© Thomas Mailund 2019
Thomas MailundR Data Science Quick Referencehttps://doi.org/10.1007/978-1-4842-4894-2_11

11. Working with Models: broom and modelr

Thomas Mailund1 
(1)
Aarhus, Denmark
 

There are many models to which you can fit your data, from classical statistical models to modern machine learning methods, and a thorough exploration of R packages that support this is well beyond the scope of this book. The main concern when choosing and fitting models is not the syntax, and this book is, after all, a syntax reference. We will look at two packages that aim at making a tidy interface to models.

The two packages, broom and modelr, are not loaded with tidyverse so you must load them individually.
library(broom)
library(modelr)

broom

When you fit a model, you get an object in return that holds information about the data and the fit.
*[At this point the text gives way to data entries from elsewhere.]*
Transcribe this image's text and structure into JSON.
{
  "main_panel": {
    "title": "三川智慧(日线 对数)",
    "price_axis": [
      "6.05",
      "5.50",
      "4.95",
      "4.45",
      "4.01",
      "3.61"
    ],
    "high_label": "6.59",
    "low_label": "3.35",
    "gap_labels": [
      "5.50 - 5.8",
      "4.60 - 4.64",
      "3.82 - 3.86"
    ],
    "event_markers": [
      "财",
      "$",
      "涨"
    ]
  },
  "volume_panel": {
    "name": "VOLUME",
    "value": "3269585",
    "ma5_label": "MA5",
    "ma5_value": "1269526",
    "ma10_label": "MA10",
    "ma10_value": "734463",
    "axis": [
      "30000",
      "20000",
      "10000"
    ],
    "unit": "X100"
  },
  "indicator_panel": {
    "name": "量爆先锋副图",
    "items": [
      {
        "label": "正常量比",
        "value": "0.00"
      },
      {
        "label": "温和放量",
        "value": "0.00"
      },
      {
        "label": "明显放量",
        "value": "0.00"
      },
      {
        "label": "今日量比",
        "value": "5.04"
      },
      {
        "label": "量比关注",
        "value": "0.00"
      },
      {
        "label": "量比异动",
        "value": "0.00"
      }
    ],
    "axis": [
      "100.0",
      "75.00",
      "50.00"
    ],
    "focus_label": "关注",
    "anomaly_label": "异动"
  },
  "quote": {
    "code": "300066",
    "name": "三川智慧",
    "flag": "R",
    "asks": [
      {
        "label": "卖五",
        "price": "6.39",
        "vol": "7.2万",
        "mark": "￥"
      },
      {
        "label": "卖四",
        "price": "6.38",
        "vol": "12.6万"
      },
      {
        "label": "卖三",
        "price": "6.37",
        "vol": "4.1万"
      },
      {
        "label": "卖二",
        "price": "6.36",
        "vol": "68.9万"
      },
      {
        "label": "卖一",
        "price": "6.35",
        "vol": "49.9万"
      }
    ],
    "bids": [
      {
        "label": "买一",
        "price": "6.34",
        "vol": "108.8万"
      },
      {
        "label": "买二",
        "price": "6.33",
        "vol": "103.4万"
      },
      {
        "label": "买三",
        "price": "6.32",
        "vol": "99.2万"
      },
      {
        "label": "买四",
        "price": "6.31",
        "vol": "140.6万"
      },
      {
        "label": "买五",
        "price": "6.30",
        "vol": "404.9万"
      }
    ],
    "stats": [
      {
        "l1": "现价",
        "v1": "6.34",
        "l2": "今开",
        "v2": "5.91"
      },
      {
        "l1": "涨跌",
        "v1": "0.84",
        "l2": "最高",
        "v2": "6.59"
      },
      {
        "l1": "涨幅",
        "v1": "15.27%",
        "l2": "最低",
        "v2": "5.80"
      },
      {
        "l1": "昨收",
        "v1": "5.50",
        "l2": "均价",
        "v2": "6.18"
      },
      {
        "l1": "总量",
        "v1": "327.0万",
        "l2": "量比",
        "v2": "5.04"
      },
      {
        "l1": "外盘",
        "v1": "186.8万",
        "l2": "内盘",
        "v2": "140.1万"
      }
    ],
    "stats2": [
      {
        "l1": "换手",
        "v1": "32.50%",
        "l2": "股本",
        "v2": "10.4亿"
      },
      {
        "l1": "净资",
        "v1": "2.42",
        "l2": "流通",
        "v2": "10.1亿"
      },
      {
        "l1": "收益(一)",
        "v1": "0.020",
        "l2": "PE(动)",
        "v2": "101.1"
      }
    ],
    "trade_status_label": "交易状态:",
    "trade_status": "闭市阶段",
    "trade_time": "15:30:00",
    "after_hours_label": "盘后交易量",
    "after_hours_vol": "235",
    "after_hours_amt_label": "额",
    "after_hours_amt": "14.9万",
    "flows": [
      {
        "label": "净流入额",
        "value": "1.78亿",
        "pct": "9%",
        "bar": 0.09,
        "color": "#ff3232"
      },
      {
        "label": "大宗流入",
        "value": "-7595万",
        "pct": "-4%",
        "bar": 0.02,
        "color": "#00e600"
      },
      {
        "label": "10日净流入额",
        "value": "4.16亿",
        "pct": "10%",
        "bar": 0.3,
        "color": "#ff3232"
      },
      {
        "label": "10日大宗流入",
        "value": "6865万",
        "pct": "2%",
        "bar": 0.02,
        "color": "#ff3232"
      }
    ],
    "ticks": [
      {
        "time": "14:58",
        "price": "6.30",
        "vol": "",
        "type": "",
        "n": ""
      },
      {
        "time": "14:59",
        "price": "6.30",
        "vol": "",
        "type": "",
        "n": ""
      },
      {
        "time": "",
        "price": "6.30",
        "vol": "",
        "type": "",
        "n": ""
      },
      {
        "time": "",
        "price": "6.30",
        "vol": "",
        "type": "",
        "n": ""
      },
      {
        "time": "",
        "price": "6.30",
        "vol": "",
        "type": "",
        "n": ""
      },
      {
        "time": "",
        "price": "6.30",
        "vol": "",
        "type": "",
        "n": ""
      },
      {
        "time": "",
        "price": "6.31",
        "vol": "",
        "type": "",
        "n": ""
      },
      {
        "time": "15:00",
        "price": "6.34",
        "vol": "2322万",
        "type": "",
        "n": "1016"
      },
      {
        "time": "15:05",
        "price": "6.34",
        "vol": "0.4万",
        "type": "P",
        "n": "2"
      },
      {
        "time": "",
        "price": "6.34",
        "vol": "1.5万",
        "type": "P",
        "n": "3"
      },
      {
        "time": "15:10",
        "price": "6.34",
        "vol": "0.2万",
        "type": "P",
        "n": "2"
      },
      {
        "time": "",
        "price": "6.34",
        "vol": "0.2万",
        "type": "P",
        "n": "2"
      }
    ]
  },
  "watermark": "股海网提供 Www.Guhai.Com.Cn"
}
This data is represented in different ways—it depends on the implementation of the function used to fit the data. For a linear model, for example, we get this information:
model <- lm(disp ~ hp + wt, data = mtcars)
summary(model)
##
## Call:
## lm(formula = disp ~ hp + wt, data = mtcars)
##
## Residuals:
##     Min      1Q Median    3Q    Max
## -82.565 -23.802 2.111 35.731 99.107
##
## Coefficients:
##              Estimate Std. Error t value Pr(>|t|)
## (Intercept) -129.9506    29.1890  -4.452 0.000116
## hp             0.6578     0.1649   3.990 0.000411
## wt            82.1125    11.5518   7.108 8.04e-08
##
## (Intercept) ***
## hp          ***
## wt          ***
## ---
## Signif. codes:
## 0 '***' 0.001 '**' 0.01 '*' 0.05 '.' 0.1 ' ' 1
##
## Residual standard error: 47.35 on 29 degrees of freedom
## Multiple R-squared: 0.8635, Adjusted R-squared:   0.8541
## F-statistic: 91.71 on 2 and 29 DF, p-value: 2.889e-13
The problem with this representation is that it can be difficult to extract relevant data because the data isn’t tidy. The broom package fixes this. It defines three generic function, tidy() , glance(), and augment(). These functions return tibbles. The first gives you the fit, the second a summary of how good the fit is, and the third gives you the original data augmented with fit summaries.
tidy(model) # transform to tidy tibble
## # A tibble: 3 x 5
##   term      estimate std.error statistic   p.value
##   <chr>        <dbl>     <dbl>     <dbl>     <dbl>
## 1 (Interce...  -130.      29.2     -4.45   1.16e-4
## 2 hp              0.658    0.165    3.99   4.11e-4
## 3 wt             82.1     11.6      7.11   8.04e-8
glance(model) # model summaries
## # A tibble: 1 x 11
##   r.squared adj.r.squared sigma statistic    p.value
##       <dbl>         <dbl> <dbl>     <dbl>      <dbl>
## 1     0.863         0.854  47.3      91.7   2.89e-13
## # ...  with 6 more variables: df <int>,
## #  logLik <dbl>, AIC <dbl>, BIC <dbl>,
## #  deviance <dbl>, df.residual <int>
augment(model) # add model info to data
## # A tibble: 32 x 11
##    .rownames    disp    hp     wt    .fitted  .se.fit
##    <chr>       <dbl>   <dbl>  <dbl>    <dbl>    <dbl>
##  1 Mazda RX4     160     110   2.62     158.     9.96
##  2 Mazda RX. . . 160     110   2.88     178.     9.53
##  3 Datsun 7. . . 108      93   2.32     122.    11.6
##  4 Hornet 4. . . 258     110   3.22     206.    10.3
##  5 Hornet S. . . 360     175   3.44     268.     9.09
##  6 Valiant       225     105   3.46     223.    12.3
##  7 Duster 3. . . 360     245   3.57     324.    16.2
##  8 Merc 240D     147.     62   3.19     173.    16.1
##  9 Merc 230      141.     95   3.15     191.    11.6
## 10 Merc 280      168.    123   3.44     233.    10.3
## # . . . with 22 more rows, and 5 more variables:
## #   .resid <dbl>, .hat <dbl>, .sigma <dbl>,
## #   .cooksd <dbl>, .std.resid <dbl>

The broom package implements specializations for most models. Not all of the three functions are meaningful for all models, so some models only have a subset of the functions. If you want your own model to work with broom, let us call it mymodel, then you have to implement specializations of the functions, tidy.mymodel(), glance.mymodel(), and augment.mymodel(), that are relevant for the model.

modelr

The modelr package also provides functionality for fitting and inspecting models and for extracting information about model fits. We start with the latter.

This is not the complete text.